Hint : As it is mentioned in the problem that the given equation is balanced so we can easily calculate the number of moles of reactant and products. The given reaction is $C{H}_{4\left(g\right)}+2O_{2\left(g\right)}\to C{O}_{2(g)}+2H_2{O}_{(g)}$

Complete answer:
> In this reaction we can see that one mole of methane reacts with two moles of oxygen, one mole of carbon dioxide and two moles of water so option A is correct and also option B is correct. Since we know that $1$mole of methane is equal to atomic weight of carbon 4X atomic weight of hydrogen $=12+4\times 1=16$ g so we can also calculate mass of oxygen and carbon dioxide. Hence two moles of oxygen $=2\times$molecular weight of oxygen $=2\times 32=64$ g.

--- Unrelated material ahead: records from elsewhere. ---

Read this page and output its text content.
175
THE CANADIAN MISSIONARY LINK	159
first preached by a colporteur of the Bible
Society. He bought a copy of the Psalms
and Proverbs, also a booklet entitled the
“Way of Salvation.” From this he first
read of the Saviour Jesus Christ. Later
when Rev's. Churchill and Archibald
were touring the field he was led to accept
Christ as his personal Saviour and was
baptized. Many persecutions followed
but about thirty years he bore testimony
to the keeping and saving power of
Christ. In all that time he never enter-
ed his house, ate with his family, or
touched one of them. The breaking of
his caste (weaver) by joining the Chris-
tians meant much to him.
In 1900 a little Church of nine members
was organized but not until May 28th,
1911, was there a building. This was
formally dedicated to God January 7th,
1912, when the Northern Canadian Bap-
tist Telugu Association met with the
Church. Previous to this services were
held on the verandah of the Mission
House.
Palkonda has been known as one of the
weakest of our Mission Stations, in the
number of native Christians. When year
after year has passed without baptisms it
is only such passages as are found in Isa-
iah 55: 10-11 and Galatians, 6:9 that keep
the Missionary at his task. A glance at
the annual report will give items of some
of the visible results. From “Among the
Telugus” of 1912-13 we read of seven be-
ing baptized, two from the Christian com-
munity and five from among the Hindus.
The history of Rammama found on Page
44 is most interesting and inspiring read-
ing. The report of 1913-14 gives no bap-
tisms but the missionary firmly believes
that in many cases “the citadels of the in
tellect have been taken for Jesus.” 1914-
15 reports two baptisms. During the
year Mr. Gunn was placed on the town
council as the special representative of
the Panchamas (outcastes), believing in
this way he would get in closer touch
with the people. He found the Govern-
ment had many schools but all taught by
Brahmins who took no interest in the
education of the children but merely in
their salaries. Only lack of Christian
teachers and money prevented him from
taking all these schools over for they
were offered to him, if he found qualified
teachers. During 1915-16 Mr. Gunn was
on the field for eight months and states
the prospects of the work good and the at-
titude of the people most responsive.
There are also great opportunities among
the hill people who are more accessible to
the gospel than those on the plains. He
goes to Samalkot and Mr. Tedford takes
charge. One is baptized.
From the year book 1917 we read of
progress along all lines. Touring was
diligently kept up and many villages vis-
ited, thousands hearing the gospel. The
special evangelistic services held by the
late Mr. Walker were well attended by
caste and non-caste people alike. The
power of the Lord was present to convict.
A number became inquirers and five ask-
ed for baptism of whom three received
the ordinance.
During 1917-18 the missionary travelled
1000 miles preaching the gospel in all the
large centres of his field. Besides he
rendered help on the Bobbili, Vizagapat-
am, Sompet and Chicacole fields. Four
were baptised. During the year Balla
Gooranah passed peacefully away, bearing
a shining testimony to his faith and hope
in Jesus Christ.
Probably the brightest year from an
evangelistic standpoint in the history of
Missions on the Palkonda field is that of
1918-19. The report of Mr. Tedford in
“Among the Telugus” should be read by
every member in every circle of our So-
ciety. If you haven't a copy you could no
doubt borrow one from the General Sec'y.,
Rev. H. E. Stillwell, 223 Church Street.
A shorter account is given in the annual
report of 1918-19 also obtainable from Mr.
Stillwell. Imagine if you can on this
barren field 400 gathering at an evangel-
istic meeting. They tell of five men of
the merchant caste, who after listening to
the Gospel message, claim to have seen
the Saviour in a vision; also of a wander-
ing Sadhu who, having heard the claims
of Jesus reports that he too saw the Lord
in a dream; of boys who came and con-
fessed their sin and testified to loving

One mole of carbon dioxide $=$ atomic weight of carbon + $2\times$ molecular weight of oxygen $=12+2\times 32=44$g .
Two moles of water $=2\times (2\times$Atomic weight of hydrogen +atomic weight of oxygen) $=2\times (2\times 1+16)$$=18$ g.
> With the above calculation we can say that the given statement $16g$ of methane reacts with $64g$ of $O_2$ to give $44g$ of $C{O}_2$ and $36g$ of water is also correct.
> Let's check the last statement which is $22.4L$ methane reacts with $44.8L$ of oxygen to give $44.8L$ of $C{O}_2$ and $22.4L$ of water. We know that the volume of one mole gas at STP is $22.4L$ .So the amount of oxygen required or used for combustion of one mole methane $=2\times 22.4L=44.8L$ and it will give $22.4L$ of carbon dioxide and $44.8L$ of water as they have one mole and two mole respectively contribution in the reaction. Hence this statement is wrong.Therefore option D is the correct answer.

Note : We have solved this problem by calculating weights of the reactant and products on the basis of the given reaction. So the answer of this problem is option is C as only this option is not correct on the basis of the given reaction.